CamFreeDiff: Camera-free Image to Panorama Generation with Diffusion Model
This work addresses the challenge of panoramic image generation for applications like virtual reality or photography, offering a more flexible approach compared to existing methods, though it is incremental in improving multi-view diffusion frameworks.
The paper tackles the problem of generating 360-degree panoramic images from a single camera-free image and text description by eliminating the need for predefined camera poses, achieving strong robustness and generalization in outpainting tasks.

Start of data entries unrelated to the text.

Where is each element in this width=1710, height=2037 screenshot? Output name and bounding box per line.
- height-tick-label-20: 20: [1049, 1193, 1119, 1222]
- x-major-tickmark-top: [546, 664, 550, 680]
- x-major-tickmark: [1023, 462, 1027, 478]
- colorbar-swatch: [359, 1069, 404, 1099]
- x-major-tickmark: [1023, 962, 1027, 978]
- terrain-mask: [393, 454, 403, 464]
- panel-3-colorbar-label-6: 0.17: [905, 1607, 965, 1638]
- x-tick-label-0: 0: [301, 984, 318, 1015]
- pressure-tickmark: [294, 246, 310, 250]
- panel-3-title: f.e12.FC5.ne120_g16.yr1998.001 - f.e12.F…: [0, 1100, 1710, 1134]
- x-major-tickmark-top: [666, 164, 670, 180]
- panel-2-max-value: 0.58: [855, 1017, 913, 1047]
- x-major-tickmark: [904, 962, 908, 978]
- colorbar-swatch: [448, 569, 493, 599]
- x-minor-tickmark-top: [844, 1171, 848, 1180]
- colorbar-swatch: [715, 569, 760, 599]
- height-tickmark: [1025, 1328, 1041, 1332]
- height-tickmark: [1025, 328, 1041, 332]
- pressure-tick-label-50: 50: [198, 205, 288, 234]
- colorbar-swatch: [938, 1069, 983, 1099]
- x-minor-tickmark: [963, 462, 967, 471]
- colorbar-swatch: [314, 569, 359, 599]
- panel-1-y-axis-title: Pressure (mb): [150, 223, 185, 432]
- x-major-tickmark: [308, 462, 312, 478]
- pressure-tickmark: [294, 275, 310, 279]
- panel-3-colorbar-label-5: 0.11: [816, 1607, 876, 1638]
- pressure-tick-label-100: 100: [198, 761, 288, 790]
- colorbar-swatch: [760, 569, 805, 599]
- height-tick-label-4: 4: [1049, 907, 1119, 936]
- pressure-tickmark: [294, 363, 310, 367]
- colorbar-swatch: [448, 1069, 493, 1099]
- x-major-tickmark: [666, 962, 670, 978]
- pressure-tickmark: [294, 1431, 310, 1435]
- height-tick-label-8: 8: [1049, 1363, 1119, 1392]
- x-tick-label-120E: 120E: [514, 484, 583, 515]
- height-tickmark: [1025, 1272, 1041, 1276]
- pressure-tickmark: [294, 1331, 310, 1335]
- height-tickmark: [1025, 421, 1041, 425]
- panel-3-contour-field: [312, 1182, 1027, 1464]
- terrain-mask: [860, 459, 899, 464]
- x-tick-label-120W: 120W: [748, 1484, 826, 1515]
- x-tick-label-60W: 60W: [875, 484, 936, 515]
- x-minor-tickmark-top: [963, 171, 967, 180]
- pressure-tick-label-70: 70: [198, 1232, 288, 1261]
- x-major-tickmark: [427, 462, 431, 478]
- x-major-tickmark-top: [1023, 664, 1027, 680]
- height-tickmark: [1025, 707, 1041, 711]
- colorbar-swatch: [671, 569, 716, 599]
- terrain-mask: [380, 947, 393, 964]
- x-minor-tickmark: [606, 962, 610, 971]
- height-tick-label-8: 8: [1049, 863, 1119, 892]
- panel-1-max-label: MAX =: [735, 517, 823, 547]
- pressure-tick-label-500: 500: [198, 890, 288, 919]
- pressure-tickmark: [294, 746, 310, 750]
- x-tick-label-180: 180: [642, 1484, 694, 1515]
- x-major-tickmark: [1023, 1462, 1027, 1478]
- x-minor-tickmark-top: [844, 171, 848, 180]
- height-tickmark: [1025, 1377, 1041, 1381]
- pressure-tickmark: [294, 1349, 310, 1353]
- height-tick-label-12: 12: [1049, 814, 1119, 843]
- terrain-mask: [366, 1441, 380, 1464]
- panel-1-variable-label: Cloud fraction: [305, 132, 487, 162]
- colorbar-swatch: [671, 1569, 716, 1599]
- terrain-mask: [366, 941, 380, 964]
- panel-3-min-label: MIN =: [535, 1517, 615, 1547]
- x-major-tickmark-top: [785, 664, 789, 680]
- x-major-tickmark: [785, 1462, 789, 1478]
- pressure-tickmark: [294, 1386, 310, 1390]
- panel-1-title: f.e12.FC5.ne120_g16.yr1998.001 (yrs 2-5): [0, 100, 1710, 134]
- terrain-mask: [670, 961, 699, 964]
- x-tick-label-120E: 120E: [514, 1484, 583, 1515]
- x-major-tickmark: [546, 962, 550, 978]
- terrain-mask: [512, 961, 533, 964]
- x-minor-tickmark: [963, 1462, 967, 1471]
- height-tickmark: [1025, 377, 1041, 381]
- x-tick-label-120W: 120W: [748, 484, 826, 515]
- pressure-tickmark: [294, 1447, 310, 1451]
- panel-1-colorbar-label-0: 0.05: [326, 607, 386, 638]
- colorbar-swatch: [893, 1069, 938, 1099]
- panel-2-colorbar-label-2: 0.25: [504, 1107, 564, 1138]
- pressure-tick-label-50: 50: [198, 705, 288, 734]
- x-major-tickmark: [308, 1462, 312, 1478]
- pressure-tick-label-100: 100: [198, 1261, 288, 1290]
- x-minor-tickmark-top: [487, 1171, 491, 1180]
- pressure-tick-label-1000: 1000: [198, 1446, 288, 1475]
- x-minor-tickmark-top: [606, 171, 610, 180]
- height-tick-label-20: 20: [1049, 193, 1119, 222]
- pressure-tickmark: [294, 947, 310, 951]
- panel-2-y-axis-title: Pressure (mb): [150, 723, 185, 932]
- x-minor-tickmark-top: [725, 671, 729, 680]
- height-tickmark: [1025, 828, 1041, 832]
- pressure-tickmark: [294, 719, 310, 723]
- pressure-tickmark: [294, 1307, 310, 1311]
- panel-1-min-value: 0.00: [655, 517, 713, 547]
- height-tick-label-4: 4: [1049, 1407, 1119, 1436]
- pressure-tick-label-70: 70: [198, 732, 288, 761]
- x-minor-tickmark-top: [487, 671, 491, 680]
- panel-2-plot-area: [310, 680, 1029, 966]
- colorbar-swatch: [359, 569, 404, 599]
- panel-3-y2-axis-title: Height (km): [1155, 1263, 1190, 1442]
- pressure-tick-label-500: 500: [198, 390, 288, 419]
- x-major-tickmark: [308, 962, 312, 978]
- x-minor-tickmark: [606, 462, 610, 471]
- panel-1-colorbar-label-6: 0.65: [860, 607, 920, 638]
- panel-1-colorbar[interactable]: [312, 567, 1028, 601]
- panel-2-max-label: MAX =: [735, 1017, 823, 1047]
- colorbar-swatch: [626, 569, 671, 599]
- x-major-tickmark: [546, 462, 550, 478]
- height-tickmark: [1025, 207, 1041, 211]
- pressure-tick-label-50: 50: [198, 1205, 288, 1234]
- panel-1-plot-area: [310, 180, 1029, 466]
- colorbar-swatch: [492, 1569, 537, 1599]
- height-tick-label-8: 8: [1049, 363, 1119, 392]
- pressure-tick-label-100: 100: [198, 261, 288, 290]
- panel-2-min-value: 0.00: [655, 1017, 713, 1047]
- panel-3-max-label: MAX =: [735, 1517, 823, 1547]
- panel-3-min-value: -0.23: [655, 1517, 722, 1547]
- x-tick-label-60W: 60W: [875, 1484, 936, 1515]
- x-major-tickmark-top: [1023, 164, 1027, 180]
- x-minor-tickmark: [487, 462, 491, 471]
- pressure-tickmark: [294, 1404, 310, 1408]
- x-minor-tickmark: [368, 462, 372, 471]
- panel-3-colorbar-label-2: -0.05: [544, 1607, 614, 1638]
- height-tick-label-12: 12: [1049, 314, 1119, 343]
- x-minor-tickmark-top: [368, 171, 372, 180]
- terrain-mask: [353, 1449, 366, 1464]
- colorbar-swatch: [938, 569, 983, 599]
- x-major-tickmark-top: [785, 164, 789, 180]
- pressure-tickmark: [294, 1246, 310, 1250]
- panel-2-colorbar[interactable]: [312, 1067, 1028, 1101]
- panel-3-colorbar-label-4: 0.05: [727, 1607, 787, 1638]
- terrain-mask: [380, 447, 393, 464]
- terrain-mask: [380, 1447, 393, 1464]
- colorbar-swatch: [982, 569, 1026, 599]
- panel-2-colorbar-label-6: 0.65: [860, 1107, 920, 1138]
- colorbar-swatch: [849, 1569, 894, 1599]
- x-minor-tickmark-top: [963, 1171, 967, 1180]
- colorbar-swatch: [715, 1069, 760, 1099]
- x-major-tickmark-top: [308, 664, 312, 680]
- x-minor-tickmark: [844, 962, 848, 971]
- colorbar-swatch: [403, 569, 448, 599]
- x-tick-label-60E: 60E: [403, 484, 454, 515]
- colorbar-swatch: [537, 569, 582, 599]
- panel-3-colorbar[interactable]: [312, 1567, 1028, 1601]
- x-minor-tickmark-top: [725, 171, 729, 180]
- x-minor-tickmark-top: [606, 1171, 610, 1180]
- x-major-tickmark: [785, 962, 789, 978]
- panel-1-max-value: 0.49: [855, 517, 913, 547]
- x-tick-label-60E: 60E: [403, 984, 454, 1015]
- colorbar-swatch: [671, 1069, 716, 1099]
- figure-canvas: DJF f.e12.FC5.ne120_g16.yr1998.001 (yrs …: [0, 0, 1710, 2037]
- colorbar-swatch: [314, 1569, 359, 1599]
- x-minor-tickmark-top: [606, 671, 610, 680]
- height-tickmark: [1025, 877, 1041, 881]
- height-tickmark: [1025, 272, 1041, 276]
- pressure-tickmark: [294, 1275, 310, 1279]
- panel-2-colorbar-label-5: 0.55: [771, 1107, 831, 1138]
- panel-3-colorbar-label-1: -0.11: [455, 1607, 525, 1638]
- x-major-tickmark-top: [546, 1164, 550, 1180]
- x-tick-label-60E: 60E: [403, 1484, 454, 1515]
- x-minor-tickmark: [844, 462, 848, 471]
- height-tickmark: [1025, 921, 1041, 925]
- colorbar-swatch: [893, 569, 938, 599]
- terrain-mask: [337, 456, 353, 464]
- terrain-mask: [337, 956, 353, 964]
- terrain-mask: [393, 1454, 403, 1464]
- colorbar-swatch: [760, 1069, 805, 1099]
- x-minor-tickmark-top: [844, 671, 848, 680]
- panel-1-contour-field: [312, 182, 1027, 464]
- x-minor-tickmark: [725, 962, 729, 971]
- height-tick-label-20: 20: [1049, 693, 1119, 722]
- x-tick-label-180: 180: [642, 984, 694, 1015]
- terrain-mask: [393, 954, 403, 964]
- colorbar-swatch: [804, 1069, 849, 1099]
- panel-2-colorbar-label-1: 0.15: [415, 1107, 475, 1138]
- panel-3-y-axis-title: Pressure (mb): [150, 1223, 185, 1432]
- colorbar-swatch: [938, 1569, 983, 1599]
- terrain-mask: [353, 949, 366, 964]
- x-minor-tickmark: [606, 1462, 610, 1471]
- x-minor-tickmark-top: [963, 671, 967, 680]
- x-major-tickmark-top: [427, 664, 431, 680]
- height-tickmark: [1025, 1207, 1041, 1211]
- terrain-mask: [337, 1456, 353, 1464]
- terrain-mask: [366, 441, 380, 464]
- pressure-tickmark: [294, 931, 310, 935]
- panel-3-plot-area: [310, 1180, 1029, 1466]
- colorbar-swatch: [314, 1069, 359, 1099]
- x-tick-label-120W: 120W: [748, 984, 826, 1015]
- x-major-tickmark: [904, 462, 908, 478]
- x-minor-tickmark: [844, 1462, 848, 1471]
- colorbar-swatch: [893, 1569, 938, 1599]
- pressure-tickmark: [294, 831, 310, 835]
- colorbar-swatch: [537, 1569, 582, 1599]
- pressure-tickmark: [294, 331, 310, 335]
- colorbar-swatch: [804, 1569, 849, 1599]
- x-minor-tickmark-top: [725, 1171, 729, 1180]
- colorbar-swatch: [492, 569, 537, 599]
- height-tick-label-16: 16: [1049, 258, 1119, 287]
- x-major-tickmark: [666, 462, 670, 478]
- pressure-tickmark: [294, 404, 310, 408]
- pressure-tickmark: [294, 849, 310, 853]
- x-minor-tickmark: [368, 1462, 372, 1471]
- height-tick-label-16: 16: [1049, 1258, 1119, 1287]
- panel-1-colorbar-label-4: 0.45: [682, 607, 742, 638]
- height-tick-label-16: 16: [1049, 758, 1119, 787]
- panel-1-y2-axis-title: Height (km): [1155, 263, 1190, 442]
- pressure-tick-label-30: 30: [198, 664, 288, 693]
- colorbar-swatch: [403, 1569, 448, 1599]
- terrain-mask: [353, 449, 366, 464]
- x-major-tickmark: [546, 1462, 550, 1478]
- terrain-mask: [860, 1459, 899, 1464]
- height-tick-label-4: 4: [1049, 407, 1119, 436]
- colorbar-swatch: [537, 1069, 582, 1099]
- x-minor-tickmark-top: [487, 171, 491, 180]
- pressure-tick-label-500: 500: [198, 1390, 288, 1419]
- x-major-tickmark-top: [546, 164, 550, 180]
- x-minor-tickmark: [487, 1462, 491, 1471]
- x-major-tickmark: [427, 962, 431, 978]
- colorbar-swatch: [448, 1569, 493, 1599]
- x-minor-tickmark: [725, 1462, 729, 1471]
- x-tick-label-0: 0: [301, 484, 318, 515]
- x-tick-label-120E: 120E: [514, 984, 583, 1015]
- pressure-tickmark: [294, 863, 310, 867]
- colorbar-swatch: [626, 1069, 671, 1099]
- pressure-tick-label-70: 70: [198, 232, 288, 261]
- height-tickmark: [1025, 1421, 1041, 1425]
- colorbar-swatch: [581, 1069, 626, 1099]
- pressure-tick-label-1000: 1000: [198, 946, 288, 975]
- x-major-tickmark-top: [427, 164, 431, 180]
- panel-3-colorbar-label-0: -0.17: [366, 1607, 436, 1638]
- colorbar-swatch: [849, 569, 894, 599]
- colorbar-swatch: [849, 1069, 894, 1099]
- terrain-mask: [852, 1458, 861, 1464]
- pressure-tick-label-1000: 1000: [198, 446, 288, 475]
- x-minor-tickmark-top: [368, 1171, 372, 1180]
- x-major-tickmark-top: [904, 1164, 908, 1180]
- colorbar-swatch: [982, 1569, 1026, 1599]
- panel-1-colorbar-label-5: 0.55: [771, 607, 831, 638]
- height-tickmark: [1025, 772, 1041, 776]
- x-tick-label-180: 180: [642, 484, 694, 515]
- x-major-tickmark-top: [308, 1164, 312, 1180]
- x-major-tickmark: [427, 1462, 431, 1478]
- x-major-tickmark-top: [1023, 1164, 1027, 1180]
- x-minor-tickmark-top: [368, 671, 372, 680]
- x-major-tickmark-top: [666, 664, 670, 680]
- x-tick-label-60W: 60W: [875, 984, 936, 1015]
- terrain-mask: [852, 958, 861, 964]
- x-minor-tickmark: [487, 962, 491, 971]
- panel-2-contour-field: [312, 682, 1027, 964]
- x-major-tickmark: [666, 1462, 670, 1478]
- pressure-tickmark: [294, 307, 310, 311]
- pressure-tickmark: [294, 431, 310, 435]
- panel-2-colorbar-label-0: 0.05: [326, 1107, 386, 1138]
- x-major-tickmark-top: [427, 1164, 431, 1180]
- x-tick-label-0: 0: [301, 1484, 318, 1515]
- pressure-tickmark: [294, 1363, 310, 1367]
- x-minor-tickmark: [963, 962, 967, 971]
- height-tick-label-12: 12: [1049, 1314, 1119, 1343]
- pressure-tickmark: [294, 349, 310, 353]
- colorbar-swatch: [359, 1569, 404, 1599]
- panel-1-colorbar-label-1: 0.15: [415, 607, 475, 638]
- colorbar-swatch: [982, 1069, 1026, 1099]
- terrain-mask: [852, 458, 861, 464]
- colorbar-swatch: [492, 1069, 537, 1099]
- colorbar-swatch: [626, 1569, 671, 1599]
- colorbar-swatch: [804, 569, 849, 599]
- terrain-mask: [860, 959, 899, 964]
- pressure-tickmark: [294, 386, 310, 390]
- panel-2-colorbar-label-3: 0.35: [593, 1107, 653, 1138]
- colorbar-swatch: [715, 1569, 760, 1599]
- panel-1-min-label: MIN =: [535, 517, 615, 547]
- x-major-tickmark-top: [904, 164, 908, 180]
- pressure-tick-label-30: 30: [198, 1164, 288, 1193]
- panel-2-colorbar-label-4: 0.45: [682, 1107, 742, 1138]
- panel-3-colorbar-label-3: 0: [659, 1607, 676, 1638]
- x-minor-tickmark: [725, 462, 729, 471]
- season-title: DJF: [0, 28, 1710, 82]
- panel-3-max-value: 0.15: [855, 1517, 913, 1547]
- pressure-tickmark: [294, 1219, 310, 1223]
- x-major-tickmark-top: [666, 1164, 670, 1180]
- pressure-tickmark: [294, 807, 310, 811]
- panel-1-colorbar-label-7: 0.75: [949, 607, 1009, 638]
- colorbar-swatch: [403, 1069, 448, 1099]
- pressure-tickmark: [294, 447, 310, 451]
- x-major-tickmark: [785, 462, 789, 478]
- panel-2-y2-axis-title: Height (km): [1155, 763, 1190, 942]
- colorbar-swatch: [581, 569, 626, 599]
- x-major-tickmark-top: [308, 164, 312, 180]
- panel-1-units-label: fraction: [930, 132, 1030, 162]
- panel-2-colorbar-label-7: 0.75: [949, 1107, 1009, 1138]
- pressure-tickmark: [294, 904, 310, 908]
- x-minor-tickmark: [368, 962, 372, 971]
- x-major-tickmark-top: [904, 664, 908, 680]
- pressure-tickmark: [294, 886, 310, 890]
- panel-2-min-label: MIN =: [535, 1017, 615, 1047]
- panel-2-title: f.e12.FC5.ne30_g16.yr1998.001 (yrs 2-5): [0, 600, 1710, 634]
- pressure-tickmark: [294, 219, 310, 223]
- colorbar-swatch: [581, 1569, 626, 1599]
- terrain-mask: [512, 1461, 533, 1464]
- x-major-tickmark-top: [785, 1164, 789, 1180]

This paper introduces Camera-free Diffusion (CamFreeDiff) model for 360-degree image outpainting from a single camera-free image and text description. This method distinguishes itself from existing strategies, such as MVDiffusion, by eliminating the requirement for predefined camera poses. Instead, our model incorporates a mechanism for predicting homography directly within the multi-view diffusion framework. The core of our approach is to formulate camera estimation by predicting the homography transformation from the input view to a predefined canonical view. The homography provides point-level correspondences between the input image and targeting panoramic images, allowing connections enforced by correspondence-aware attention in a fully differentiable manner. Qualitative and quantitative experimental results demonstrate our model's strong robustness and generalization ability for 360-degree image outpainting in the challenging context of camera-free inputs.